The question says:
If $f(x) = ax^2 + bx + c$ have real roots and it's coefficients are of positive integers, then
(A) $f(x) = 0$ always have real roots
(B) $\left|f\left(\frac pq\right)\right| \geq\frac {1}{q^2}$; $p,q \in I$
(C) If $a.c=1$, then equation must have exactly one root $\alpha$ such that $[\alpha]=-1$, where $[.]$ is greatest integer function
(D) Equation have rational roots
I was able to prove (A) and (C) as right, and (D) as wrong, but can't seem to figure out on how to correctly proceed with (B), which is correct according to the answer key.
I tried using $A.M. >= G.M.$ with $aq^2$ and $cq^2$, along with knowing that $b^2 > 4ac$ but didn't seem to get anywhere.

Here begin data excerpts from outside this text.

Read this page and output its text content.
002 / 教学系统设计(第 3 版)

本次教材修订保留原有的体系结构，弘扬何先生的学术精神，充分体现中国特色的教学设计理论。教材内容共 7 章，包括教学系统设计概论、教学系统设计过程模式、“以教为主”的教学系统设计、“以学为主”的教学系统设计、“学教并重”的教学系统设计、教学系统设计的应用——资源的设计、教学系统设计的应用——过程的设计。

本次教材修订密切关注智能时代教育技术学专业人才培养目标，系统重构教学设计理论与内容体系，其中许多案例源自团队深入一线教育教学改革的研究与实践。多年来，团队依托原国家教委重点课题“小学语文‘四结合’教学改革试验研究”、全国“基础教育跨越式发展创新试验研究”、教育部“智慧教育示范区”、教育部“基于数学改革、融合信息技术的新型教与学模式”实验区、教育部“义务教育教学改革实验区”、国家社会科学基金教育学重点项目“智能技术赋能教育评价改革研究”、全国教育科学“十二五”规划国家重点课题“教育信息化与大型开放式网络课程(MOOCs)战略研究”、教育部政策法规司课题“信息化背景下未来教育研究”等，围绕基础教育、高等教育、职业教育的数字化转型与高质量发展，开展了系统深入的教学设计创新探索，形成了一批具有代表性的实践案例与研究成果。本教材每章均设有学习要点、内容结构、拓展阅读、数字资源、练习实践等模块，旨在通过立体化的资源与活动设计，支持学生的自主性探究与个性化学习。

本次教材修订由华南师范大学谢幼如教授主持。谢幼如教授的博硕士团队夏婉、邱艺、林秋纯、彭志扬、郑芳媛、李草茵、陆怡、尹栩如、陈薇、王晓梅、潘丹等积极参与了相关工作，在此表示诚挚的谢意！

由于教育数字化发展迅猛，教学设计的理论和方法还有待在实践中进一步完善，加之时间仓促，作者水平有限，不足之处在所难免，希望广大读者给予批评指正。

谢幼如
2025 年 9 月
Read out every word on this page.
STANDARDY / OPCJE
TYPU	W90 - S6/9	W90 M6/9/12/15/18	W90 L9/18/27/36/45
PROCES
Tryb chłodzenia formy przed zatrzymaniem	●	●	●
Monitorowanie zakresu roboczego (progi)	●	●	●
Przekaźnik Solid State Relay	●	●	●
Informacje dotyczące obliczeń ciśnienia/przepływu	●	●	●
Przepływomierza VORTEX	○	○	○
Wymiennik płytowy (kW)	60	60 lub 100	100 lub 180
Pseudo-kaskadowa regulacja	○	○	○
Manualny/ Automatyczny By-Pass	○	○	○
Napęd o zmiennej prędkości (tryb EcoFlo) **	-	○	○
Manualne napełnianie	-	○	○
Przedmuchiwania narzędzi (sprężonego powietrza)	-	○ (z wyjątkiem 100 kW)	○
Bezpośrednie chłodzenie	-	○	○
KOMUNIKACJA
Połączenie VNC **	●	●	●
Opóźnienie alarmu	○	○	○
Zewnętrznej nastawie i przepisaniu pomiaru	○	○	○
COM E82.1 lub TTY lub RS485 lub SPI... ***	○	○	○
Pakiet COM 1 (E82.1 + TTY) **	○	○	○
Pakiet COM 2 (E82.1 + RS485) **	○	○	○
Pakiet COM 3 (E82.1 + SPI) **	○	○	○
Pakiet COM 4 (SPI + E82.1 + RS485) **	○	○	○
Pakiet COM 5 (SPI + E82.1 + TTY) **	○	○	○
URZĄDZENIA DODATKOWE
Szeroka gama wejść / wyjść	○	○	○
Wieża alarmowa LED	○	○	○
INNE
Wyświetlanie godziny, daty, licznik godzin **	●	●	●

Any hints or suggestions are most welcome for (B).
Thank you!
Since $a,b,c$ are odd, we have that:
$$f\left(\frac{p}{q}\right)=\frac{ap^2+bpq+cq^2}{q^2}\tag{1}$$
Now, we'll show that, since $a,b,c$ are odd integers and $p,q$ are integers with $\gcd(p,q)=1$, then $ap^2+bpq+cq^2$ is always odd, and hence never zero.
If both $p,q$ is odd, then $$ap^2+bpq+cq^2=\text{odd }+\text{ odd }+\text{ odd}=\text{odd.}$$
If exactly one of $p,q$ is odd, then $$ap^2+bpq+cq^2=\text{even }+\text{ even }+\text{ odd}=\text{odd.}$$
So we have that $\left|ap^2+bpq+cq^2\right|\geq 1,$ and hence $$\left|f\left(\frac{p}q\right)\right|=\frac{\left|ap^2+bpq+cq^2\right|}{q^2}\geq\frac{1}{q^2}$$
This also means that $f$ has no rational root.
You can prove (C) from (D) if you take another approach to $D$.
For example, $b^2-4ac\equiv 5\pmod{8}$ when $a,b,c$ are odd integers, and thus is never the square of an integer, and thus no root is rational. So from (1) we see that $|f(p/q)|\geq 1/q^2.$